I asked my best friend: “You DO own a cow, Phil — don’t you?”

Then I blew into my cellphone to simulate a whistling arctic windstorm and called out, in an urgent, bass TV announcer’s voice: “SERGEANT PRESTON — of the — YUKON!!!”

Phil complained about not being able to feel his feet and asked questions about if it’s a bad sign when large blue chunks of your exposed flesh fall off.

I pointed out that neither our hero, Sgt. Preston, nor his sled dog, King, ever whined about a little snow.

I helped my friend by visiting YouTube and playing that Prince classic, “Raspberry Beret,” real loud. I held the phone toward the Midwest so Phil could dance away a cold so vicious, deadly and treacherous, it could be mistaken for Nancy Pelosi.

“Wait,” I said. “This’ll help.” I turned off Prince and started whistling a famous Hawaiian hula into the tele. Phil and I complained. He moped about Chicago’s Ice Age. I harped that too many young Valencia women had no shame and shouldn’t be wearing bikini tops in public.

In February.

We reminisced. Well. Me, mostly. Lanier was under 50 animal pelts and turning into a Swanson’s frozen TV dinner. 

“Buddy. Remember how you got to Chicago in the first place?”

He did. Didn’t want to be reminded.

Decades earlier, Phil was offered a monster primo gig as L.A. creative director for Earth’s top ad agency. Phil didn’t know. They were grooming him for something more boffo-gigantor — World-Wide Creative Director. Not knowing, Phil took another job. In Chicago. You know. Inside the Arctic Circle?

“Remember later how shocked we were when we found out?” I asked, laughing.

“Please. Don’t…” Phil remembered. And shivered. “…tell anyone…”

The L.A./New York job paid $8 million.

A year.

Before deductions, that’s $154,000. Per week.

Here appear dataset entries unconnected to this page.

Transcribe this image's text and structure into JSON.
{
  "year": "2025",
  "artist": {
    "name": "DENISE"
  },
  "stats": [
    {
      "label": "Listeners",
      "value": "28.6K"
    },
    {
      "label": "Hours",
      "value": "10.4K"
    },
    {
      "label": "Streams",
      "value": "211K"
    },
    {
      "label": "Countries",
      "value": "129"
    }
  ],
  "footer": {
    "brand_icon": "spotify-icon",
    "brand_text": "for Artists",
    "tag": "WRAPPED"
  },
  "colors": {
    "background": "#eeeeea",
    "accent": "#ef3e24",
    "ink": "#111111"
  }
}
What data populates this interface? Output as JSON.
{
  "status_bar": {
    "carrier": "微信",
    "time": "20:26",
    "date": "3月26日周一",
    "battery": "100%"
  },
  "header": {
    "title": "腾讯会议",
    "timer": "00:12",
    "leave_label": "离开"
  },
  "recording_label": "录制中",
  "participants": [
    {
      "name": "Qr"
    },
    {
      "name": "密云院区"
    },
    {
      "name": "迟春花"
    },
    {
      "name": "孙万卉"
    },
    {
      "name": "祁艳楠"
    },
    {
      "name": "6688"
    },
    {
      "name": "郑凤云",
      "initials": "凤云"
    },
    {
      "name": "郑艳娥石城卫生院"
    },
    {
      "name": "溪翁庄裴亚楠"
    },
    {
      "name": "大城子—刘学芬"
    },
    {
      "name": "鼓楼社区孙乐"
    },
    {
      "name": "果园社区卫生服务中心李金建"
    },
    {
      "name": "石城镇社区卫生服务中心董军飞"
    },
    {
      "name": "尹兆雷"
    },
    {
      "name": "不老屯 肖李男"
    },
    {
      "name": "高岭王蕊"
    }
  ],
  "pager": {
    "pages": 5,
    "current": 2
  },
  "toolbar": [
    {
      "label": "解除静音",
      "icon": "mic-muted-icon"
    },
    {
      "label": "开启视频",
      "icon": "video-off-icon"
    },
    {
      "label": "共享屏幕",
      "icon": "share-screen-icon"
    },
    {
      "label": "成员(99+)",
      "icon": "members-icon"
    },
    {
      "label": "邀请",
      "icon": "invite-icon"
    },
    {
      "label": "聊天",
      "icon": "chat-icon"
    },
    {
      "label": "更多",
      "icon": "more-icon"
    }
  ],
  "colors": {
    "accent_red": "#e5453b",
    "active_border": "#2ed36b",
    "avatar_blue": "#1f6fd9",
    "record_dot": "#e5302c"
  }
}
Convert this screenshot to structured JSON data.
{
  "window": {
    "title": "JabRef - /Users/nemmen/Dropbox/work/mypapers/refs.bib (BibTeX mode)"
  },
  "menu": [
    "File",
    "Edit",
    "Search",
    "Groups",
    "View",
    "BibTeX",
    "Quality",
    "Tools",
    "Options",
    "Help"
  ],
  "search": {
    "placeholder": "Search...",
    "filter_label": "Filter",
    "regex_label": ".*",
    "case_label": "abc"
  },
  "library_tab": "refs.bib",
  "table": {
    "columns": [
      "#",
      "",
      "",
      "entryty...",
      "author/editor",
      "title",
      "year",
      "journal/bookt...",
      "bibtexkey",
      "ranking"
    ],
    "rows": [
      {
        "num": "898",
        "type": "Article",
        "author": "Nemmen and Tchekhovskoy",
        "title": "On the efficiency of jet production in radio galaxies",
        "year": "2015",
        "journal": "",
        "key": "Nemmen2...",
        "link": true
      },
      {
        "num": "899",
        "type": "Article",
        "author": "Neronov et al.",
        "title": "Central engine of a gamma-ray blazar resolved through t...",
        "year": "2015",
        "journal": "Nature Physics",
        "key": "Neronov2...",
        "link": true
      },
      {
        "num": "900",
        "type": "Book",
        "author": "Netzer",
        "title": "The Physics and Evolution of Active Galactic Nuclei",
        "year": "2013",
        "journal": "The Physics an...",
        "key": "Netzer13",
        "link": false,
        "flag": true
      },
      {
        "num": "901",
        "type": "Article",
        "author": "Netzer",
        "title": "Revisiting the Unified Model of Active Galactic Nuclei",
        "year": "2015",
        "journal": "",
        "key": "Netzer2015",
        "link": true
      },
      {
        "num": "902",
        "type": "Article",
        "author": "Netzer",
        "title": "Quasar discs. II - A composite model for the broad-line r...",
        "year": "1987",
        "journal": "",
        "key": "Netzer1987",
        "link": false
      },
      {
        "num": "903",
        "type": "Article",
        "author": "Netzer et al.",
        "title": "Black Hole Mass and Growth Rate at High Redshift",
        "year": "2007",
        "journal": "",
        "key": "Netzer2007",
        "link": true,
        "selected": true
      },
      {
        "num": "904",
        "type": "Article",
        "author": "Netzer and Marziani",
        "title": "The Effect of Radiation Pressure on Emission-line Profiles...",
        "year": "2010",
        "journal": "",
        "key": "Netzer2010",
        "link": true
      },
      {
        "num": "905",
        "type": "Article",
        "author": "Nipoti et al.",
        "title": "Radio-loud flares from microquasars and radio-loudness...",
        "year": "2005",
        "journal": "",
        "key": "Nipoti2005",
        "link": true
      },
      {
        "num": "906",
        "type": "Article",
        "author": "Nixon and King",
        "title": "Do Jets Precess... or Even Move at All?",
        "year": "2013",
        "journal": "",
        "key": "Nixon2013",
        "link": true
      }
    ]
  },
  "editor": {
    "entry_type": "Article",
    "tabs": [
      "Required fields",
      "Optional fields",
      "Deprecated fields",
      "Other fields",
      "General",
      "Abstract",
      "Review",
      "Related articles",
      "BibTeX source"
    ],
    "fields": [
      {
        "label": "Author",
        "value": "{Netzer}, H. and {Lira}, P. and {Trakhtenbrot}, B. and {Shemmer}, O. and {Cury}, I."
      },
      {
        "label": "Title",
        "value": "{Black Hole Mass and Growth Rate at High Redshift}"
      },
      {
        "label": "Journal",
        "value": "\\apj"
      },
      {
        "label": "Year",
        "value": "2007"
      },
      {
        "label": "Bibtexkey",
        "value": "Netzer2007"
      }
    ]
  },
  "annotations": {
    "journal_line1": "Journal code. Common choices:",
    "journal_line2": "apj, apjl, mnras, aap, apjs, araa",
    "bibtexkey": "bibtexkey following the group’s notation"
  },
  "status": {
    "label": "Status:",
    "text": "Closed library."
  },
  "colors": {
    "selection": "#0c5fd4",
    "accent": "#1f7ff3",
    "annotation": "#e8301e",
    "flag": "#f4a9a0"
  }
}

“Philly. I’m wretched at math. Help me out here. If you had taken the job for only FIVE years, how much is that? Phil? Let’s see. Eight million, times five, carry your aught…” I pretended to mumble calculations. “That can’t be right. Forty million dollars? Nooooo. Phil? You’d be worth $40 million and in your early 30s? Had you stayed, you’d be just now retiring. You’d be worth like Bill Gates, Dr. Dre AND that My Pillow Guy — combined. Right now, we’d be sitting side by side, in Malibu, watching the waves. Bathing beauties would be feeding us lobster and I would say, ‘No. A different bite. On a clean fork. This lobster’s scary. Hold me…’”

His voice a hoarse whisper, my best friend Phil Lanier muttered something into his cold, cold, cold, cold cellphone. It was hard to make out.

“Wolves,” I think he said…

John Boston is a local writer with 119 major awards, none of which need to be insulated from ice storms. If you have friends or family in winter-ravaged areas, please inform them Boston’s napping right now. In a hammock. Outside. In an orange grove.